A High Court ruling in Nigeria that the mandatory death sentence by hanging or firing squad is unconstitutional has been welcomed by London-based human rights organisation the Death Penalty Project (DPP).

The DPP has been working with lawyers in Nigeria for almost a decade to challenge the mandatory death penalty there – and they now hope this ruling may lead to the total abolition of the death penalty in Africa’s most populous country.

The High Court of Lagos State declared in September that the mandatory imposition of the death penalty on four prisoners and the proposed method of execution by either hanging or by firing squad was unconstitutional, a ruling welcomed by Saul Lehrfreund, co-executive director of the DPP. He said: ‘This is a significant development in Nigeria. Hopefully the restriction of the death penalty in this case will be a major step towards total abolition’.

The Legal Resources Consortium (LRC), a public interest law centre in Nigeria, brought the case, which has been pending since 2008. LRC was assisted by the Legal Defence and Assistance Project (LEDAP), which has been working with the DPP and assisted in preparing the legal arguments for the case.

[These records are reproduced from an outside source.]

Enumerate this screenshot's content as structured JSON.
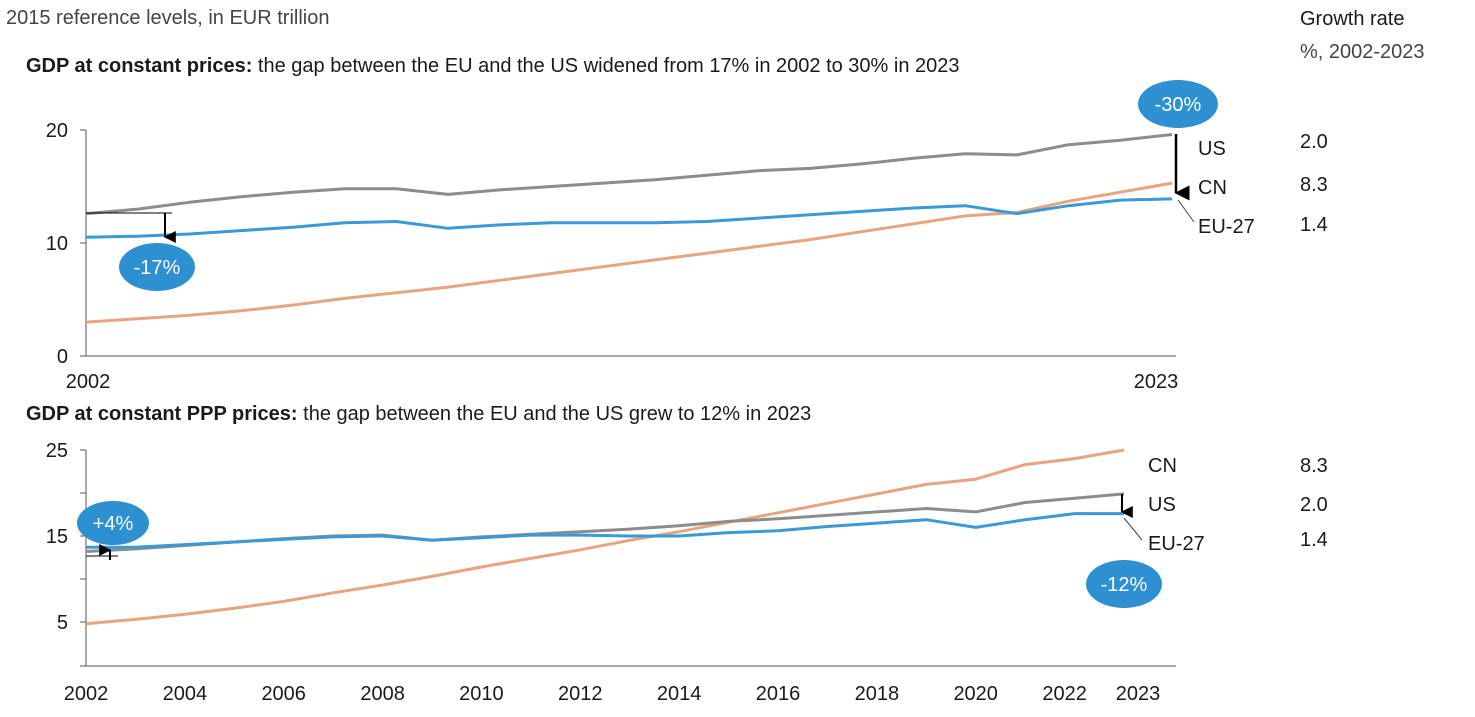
{
  "header": {
    "units_note": "2015 reference levels, in EUR trillion",
    "growth_title": "Growth rate",
    "growth_subtitle": "%, 2002-2023"
  },
  "colors": {
    "US": "#8c8c8c",
    "CN": "#e8a47c",
    "EU-27": "#3a9ad6",
    "badge": "#2e8fd1",
    "axis": "#555555"
  },
  "chart_data": [
    {
      "type": "line",
      "title_bold": "GDP at constant prices:",
      "title_rest": " the gap between the EU and the US widened from 17% in 2002 to 30% in 2023",
      "x": [
        2002,
        2003,
        2004,
        2005,
        2006,
        2007,
        2008,
        2009,
        2010,
        2011,
        2012,
        2013,
        2014,
        2015,
        2016,
        2017,
        2018,
        2019,
        2020,
        2021,
        2022,
        2023
      ],
      "x_tick_labels": [
        "2002",
        "2023"
      ],
      "ylim": [
        0,
        20
      ],
      "y_ticks": [
        "0",
        "10",
        "20"
      ],
      "series": [
        {
          "name": "US",
          "growth": "2.0",
          "values": [
            12.6,
            13.0,
            13.6,
            14.1,
            14.5,
            14.8,
            14.8,
            14.3,
            14.7,
            15.0,
            15.3,
            15.6,
            16.0,
            16.4,
            16.6,
            17.0,
            17.5,
            17.9,
            17.8,
            18.7,
            19.1,
            19.6
          ]
        },
        {
          "name": "CN",
          "growth": "8.3",
          "values": [
            3.0,
            3.3,
            3.6,
            4.0,
            4.5,
            5.1,
            5.6,
            6.1,
            6.7,
            7.3,
            7.9,
            8.5,
            9.1,
            9.7,
            10.3,
            11.0,
            11.7,
            12.4,
            12.7,
            13.7,
            14.5,
            15.3
          ]
        },
        {
          "name": "EU-27",
          "growth": "1.4",
          "values": [
            10.5,
            10.6,
            10.8,
            11.1,
            11.4,
            11.8,
            11.9,
            11.3,
            11.6,
            11.8,
            11.8,
            11.8,
            11.9,
            12.2,
            12.5,
            12.8,
            13.1,
            13.3,
            12.6,
            13.3,
            13.8,
            13.9
          ]
        }
      ],
      "annotations": [
        "-17%",
        "-30%"
      ]
    },
    {
      "type": "line",
      "title_bold": "GDP at constant PPP prices:",
      "title_rest": " the gap between the EU and the US grew to 12% in 2023",
      "x": [
        2002,
        2003,
        2004,
        2005,
        2006,
        2007,
        2008,
        2009,
        2010,
        2011,
        2012,
        2013,
        2014,
        2015,
        2016,
        2017,
        2018,
        2019,
        2020,
        2021,
        2022,
        2023
      ],
      "x_tick_labels": [
        "2002",
        "2004",
        "2006",
        "2008",
        "2010",
        "2012",
        "2014",
        "2016",
        "2018",
        "2020",
        "2022",
        "2023"
      ],
      "ylim": [
        0,
        25
      ],
      "y_ticks": [
        "5",
        "15",
        "25"
      ],
      "series": [
        {
          "name": "CN",
          "growth": "8.3",
          "values": [
            4.8,
            5.3,
            5.9,
            6.6,
            7.4,
            8.4,
            9.3,
            10.3,
            11.4,
            12.4,
            13.4,
            14.5,
            15.5,
            16.6,
            17.7,
            18.8,
            19.9,
            21.0,
            21.6,
            23.3,
            24.0,
            25.0
          ]
        },
        {
          "name": "US",
          "growth": "2.0",
          "values": [
            13.2,
            13.5,
            13.9,
            14.3,
            14.7,
            15.0,
            15.1,
            14.5,
            14.9,
            15.2,
            15.5,
            15.8,
            16.2,
            16.7,
            17.0,
            17.4,
            17.8,
            18.2,
            17.8,
            18.9,
            19.4,
            19.9
          ]
        },
        {
          "name": "EU-27",
          "growth": "1.4",
          "values": [
            13.7,
            13.7,
            14.0,
            14.3,
            14.6,
            14.9,
            15.0,
            14.5,
            14.8,
            15.1,
            15.1,
            15.0,
            15.0,
            15.4,
            15.6,
            16.1,
            16.5,
            16.9,
            16.0,
            16.9,
            17.6,
            17.6
          ]
        }
      ],
      "annotations": [
        "+4%",
        "-12%"
      ]
    }
  ]
}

In challenging the mandatory nature of the death penalty the applicants successfully relied on the decision of Francis Kafatayeni -v- Attorney General of Malawi (2007) in which the High Court of Malawi held that the mandatory, automatic nature of the death penalty for murder violated the right to life and amounted to inhuman punishment contrary to the Constitution of Malawi. Parvais Jabbar, co-executive director of the DPP said: ‘In recent years, the mandatory death penalty has also been declared unconstitutional in Uganda and Kenya and this encouraging development indicates that Nigeria is also moving to restrict the use of the death penalty’.

In his ruling, Justice Mufutau Olokoba held that mental torture was ‘an inevitable consequence of death sentence on the victims’. In addition, he said that execution by hanging or firing squad amounted to ‘a violation of the condemned’s right to dignity of the human person and inhuman and degrading treatment…and is consequently unconstitutional.’ The Court ordered that ‘the respondent (government of Lagos) is perpetually restrained from inflicting the penalty of death on the applicants by hanging or firing squad’.

The ruling means that the mandatory imposition of the death penalty for convicted murderers in Lagos is prohibited. Instead, the death penalty is now the maximum, but not the only, option open to the judge.  A separate sentencing hearing will have to take place after conviction, providing the defendants with an opportunity to mitigate. The case has implications for the 220 prisoners currently under sentence of death in Lagos State whose mandatory death sentences are also invalid and who are also now entitled to be re-sentenced.

Chino Obiagwu, director of LEDAP, said: ‘The ruling is a major breakthrough in Nigeria. This decision will hopefully motivate state governments, especially the government of Lagos, to amend their criminal law to remove the mandatory aspect of the death penalty and to reconsider the method of execution. This is an encouraging development in the restriction of the death penalty in Nigeria, and will hopefully be a major step towards total abolition.’